You know how sometimes a shooter crashes just as you're right in the middle of a trigger-pull—the staccato sound file of an AK47 playing over and over as you reach down to hold the off switch of your PC until the hurting stops? That’s what it’s like to play the original Black Ops campaign in 2020.
A seven hour cacophony of machine gun fire, Treyarch’s game starts off thrilling but eventually leaves you numbed by war. Perhaps that’s only fitting for the role of traumatised CIA operative, but it’s not how the best singleplayer shooters are made. Think of Half-Life 2’s ball games with Dog, or Bioshock Infinite’s brief diversion to the seaside. Even Doom has quiet time, and for good reason: without dynamics, you can’t tell when a game goes loud.
Raven Software knows this. The Warzone developer took over singleplayer duties from Treyarch for Black Ops - Cold War, and built the campaign around a safehouse on the outskirts of Berlin. The first Call of Duty hub since 2016’s underrated Infinite Warfare, it’s the place you retire to between missions, chatting with colleagues and taking a crack at cryptography puzzles on the evidence board.
Cold War’s characters benefit immeasurably from the breathing room. When not engaged in dialogue or smoking moodily, they dance around you in performance-captured conversations of their own—the mo-cap in itself a miracle, given that much of the game came together under pandemic lockdown. These grizzled spies—ex-Mossad, MI6, CIA—compare scars from past operations, alluding to personal histories that can’t be fully explored without breaching official secrets acts. In this context, even series regulars Alex Mason and Frank Woods become somewhat charming, America’s attack dogs reduced to dopey puppies waiting for their next walk.
The setup doubles as a way to subtly break down your hero complex, too. Sure, you can bug Sims, the team’s fixer, for flamethrowers or helicopters, but that’s not going to stop him taking a phone call rather than field your dumb requests all day. Important conversations happen behind closed blinds, forcing you to place an ear to the door to catch snippets of classified info. And nobody will give you the code for the gated storeroom at the back of the garage. This is not your story. Not yours alone, anyway.
As a launching pad for your missions, the evidence board is a quiet revelation.

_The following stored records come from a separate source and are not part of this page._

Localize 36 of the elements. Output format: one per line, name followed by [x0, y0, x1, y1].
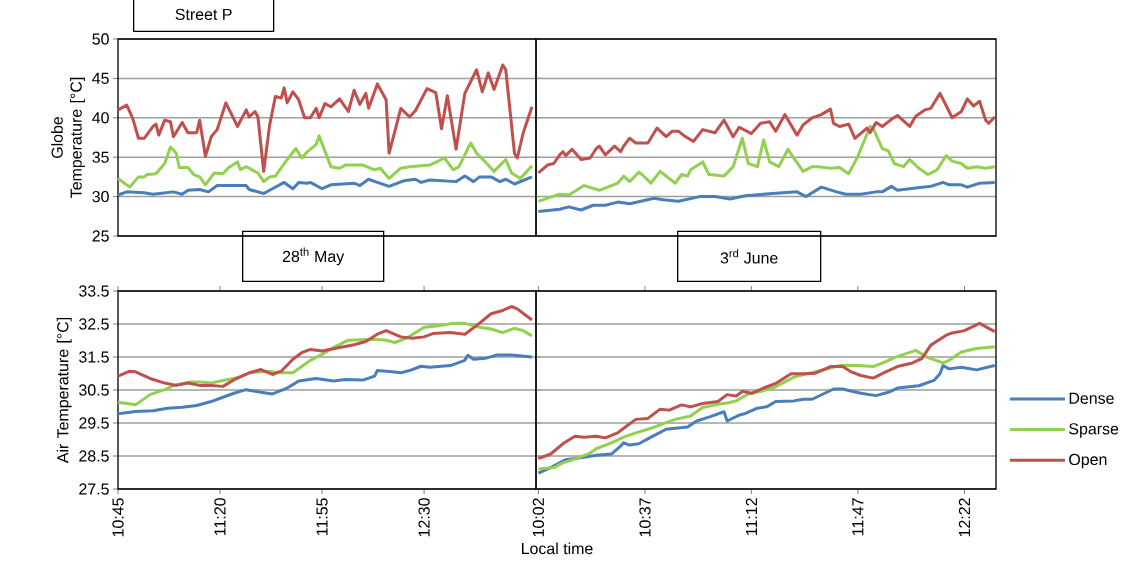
line-series: [116, 305, 534, 388]
y-tick-label: 31.5: [79, 351, 109, 363]
legend-label: Sparse: [1069, 423, 1119, 438]
x-axis-title: Local time: [521, 542, 593, 555]
y-tick-label: 35: [92, 151, 109, 163]
chart-title: 3$^{rd}$ June: [720, 249, 778, 264]
y-tick-label: 50: [92, 33, 109, 45]
chart-title: Street P: [175, 8, 232, 21]
line-series: [116, 134, 534, 189]
y-tick-label: 28.5: [79, 450, 109, 462]
line-series: [116, 63, 534, 173]
y-axis-title: Air Temperature [°C]: [56, 317, 72, 464]
x-tick-label: 10:37: [639, 498, 651, 537]
y-tick-label: 32.5: [79, 318, 109, 330]
y-axis-title: Globe Temperature [°C]: [51, 77, 85, 198]
line-series: [116, 174, 534, 197]
chart-title: 28$^{th}$ May: [282, 247, 345, 266]
y-tick-label: 27.5: [79, 483, 109, 495]
legend-label: Dense: [1069, 392, 1114, 404]
x-tick-label: 11:55: [316, 498, 328, 536]
x-tick-label: 10:45: [112, 498, 124, 537]
y-tick-label: 45: [92, 72, 109, 84]
y-tick-label: 30: [92, 190, 109, 203]
x-tick-label: 12:22: [958, 498, 970, 537]
y-tick-label: 33.5: [79, 285, 109, 297]
x-tick-label: 11:47: [852, 498, 864, 536]
x-tick-label: 11:12: [745, 498, 757, 536]
y-tick-label: 40: [92, 112, 109, 124]
y-tick-label: 30.5: [79, 384, 109, 396]
y-tick-label: 25: [92, 230, 109, 242]
line-series: [116, 353, 534, 416]
legend-label: Open: [1069, 453, 1107, 469]
x-tick-label: 10:02: [532, 498, 545, 537]
y-tick-label: 29.5: [79, 417, 109, 429]
x-tick-label: 12:30: [418, 498, 430, 537]
x-tick-label: 11:20: [214, 498, 226, 536]
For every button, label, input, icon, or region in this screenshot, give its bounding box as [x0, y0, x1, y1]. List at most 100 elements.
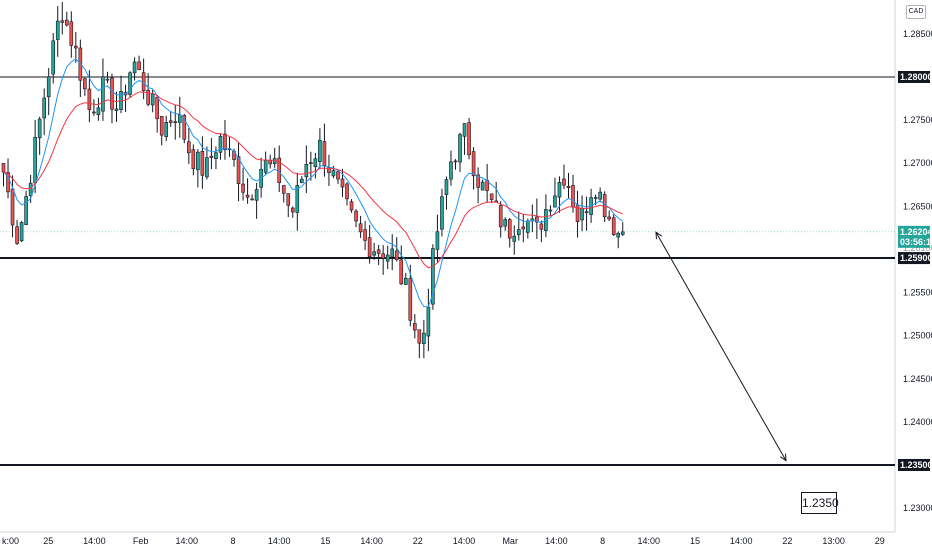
- candle[interactable]: [164, 115, 169, 142]
- candle[interactable]: [96, 97, 101, 121]
- candle[interactable]: [177, 96, 182, 138]
- candle[interactable]: [205, 146, 209, 180]
- candle[interactable]: [444, 176, 449, 210]
- candle[interactable]: [399, 245, 404, 286]
- candle[interactable]: [394, 237, 399, 262]
- candle[interactable]: [263, 151, 268, 176]
- candle[interactable]: [300, 176, 304, 184]
- candle[interactable]: [196, 149, 200, 188]
- candle[interactable]: [141, 58, 146, 100]
- candle[interactable]: [327, 154, 331, 186]
- candle[interactable]: [74, 31, 78, 63]
- candle[interactable]: [46, 68, 51, 116]
- candle[interactable]: [620, 222, 625, 236]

In previous Black Ops games, you rarely knew what the plan was until you were enacting it—pressing E to activate a gadget you’d never seen before, or opening a wingsuit you didn’t know you were wearing. Now you’re given rough maps of level layouts and photographs of key targets upfront. It’s mostly flavour, contributing to the clandestine atmosphere, but successfully builds up each outing as a meticulously plotted event. When violence does come, it arrives in bursts, explosive and cathartic, leaving you wanting more.
It’s just a shame that the campaign as a whole is equally brief. The handful of main missions leave precious little time for extended character development, which I’m convinced the cast could have amply delivered in their safehouse darkroom. Characters like Sims, and the seemingly gentle Israeli-American giant Lazar, remain tantalising black boxes.
Cold War’s messy conception may be the culprit—last year, Kotaku reported that the game began as a co-production between Raven and Sledgehammer, but relations broke down and Treyarch was appointed to help reconfigure the project as a Black Ops game. Certainly, the missions themselves are disparate enough in their settings that they could have been ripped from a different, doomed campaign.
If this is what Raven can cobble together under difficult circumstances, though, I’d love to see what it’s capable of over three uninterrupted years, the typical dev cycle for a COD game. Honestly, I’d be happy just to spend a couple more hours eavesdropping on secret agents as they flirt to pass the time in a grotty Berlin garage.